I have put up a new paper on SSRN comparing Rake's Cleaver Greene and Horace Rumpole of the Bailey. They offer contrasting views of professionalism, among other things. To make sense of this I use Mary Douglas's ideas of Purity and Danger (or taboo). 

The abstract reads: 
My thesis is that lawyers regularly fall into two categories in various media— either saints or sinners; heroes or villains; conventional or maverick, representing the sacred and the profane. The classic saint is Perry Mason who was rather dull but a dependably good lawyer. Over the last twenty years or so, television has emphasised the sinner and the maverick. TV shows such as L.A. Law and Ally McBeal have played up the quirky aspects of lawyering, edgy, serendipitous, even whacky. And while US shows identify individual lawyers, they mostly operate in the context of a firm with partners who can function as a brake when needed. 

In the Anglo-Australian context the barrister tradition thrives. Here the individual lawyer is pitted against bigger opponents such as business or the state. There is considerably more space for outré personality traits and idiosyncrasies to flourish. The British series Rumpole of the Bailey and the Australian Rake illustrate two variants of a similar theme—the maverick against the powerful. The Bar as a profession represents a clubbable environment where class, status and education signify one’s position in the hierarchy. Horace Rumpole and Cleaver Greene, even though well educated, are portrayed as archetypes of Groucho Marx’s maxim, “I don’t want to belong to any club that will have me as a member.” They are barristers in spite of themselves, fiercely independent, clever, and ethically fluid. They seek a form of ethics bound to justice rather than ideas of discipline and governmentality. 

These two television series are not contemporaneous: Rumpole was filmed in the late 20th century and Rake in the early 21st. Nevertheless, they speak to each other over the years in small but detectable ways. Both the protagonists are Australian. Leo McKern (Rumpole) and Richard Roxburgh (Rake) are acclaimed actors of their generations with a range of roles, but both have been captured by these particular characters. Rumpole appears in both television and book form with the result that McKern’s physical representation became that of Rumpole.
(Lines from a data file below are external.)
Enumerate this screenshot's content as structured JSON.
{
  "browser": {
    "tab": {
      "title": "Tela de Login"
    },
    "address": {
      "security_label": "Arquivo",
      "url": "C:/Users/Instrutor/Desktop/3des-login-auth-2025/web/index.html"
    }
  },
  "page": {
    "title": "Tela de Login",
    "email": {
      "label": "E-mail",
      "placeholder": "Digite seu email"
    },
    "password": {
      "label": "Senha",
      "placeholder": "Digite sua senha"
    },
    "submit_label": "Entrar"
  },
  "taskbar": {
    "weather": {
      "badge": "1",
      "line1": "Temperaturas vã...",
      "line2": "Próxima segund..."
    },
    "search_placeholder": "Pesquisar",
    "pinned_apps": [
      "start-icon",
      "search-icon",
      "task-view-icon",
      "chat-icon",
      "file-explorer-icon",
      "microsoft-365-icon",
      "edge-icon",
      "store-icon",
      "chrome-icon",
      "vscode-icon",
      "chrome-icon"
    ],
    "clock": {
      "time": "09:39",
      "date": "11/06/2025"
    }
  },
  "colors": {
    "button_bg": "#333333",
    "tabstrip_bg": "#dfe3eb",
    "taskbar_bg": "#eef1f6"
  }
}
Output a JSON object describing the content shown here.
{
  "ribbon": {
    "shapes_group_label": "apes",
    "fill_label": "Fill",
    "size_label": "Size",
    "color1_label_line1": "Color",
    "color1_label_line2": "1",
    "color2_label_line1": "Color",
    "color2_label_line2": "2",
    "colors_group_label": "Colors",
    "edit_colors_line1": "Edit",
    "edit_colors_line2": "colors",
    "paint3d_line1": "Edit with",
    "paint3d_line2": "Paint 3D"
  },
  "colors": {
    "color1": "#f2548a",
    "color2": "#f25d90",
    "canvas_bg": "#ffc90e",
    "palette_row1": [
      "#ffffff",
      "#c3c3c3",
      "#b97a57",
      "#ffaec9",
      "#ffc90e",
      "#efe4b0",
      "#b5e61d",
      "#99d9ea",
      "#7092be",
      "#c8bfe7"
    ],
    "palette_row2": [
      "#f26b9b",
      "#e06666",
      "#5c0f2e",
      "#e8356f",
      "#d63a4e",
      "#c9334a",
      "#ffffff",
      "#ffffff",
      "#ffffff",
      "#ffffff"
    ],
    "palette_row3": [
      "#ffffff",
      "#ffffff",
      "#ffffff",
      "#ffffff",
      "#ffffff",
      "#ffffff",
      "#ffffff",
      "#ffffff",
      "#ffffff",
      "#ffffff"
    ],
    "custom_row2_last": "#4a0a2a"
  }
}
And although Rumpole has been performed in radio by other actors, no visual depiction has yet replaced the original. There is one connection that occurs in early episode. Cleaver Greene is a witness in a bungled robbery and his former lover, Scarlet, a Crown prosecutor, decides to cross-examine him instead of letting her junior do it. This breaches ethical conduct. As her questions cause Cleaver to squirm, he bursts with frustration and shouts at his somnolent counsel, “Oi, Rumpole”, in order to get him to object. It is the only time when the two shows acknowledge each other.

There are stark differences between the two shows despite the time differences. English lawyer shows tend to concentrate on the courtroom with the outside world only barely registering (Robson 2017). Rumpole of the Bailey is an exemplar of this. We see him at home with Hilda and we see him in chambers and Pommeroy’s Wine Bar drinking Chateau Thames Embankment, reciting Keats, but the majority of each episode is in court. Rumpole is also more genteel; on the whole people are decent to each other as befitting stereotypes of British society at this time. Rake, however, spends possibly more time outside the court than in and is far less genteel: many bad things happen to Cleaver as befitting the narratives of a more rough and tumble society in Australia. This is certainly so as the series progresses. Much of Rake revolves around Cleaver’s relationships, dysfunctional and functional. One other distinguishing aspect is how much of Rake is taken up with Cleaver’s own legal problems. The first few episodes show him in a tax tribunal because of his own non-payment. Cleaver is desperate to delay the proceedings as long as possible using all sorts of wiles—dodgy witnesses, half-destroyed evidence, and eventually succeeding when, as the judge is about to find against him, the judge conveniently has a heart attack and dies. As this chapter is taken up with comparison I dip in and out of the characters; for a sustained analysis of Rake as a larrikan see Lili Pâquet’s chapter in the same volume.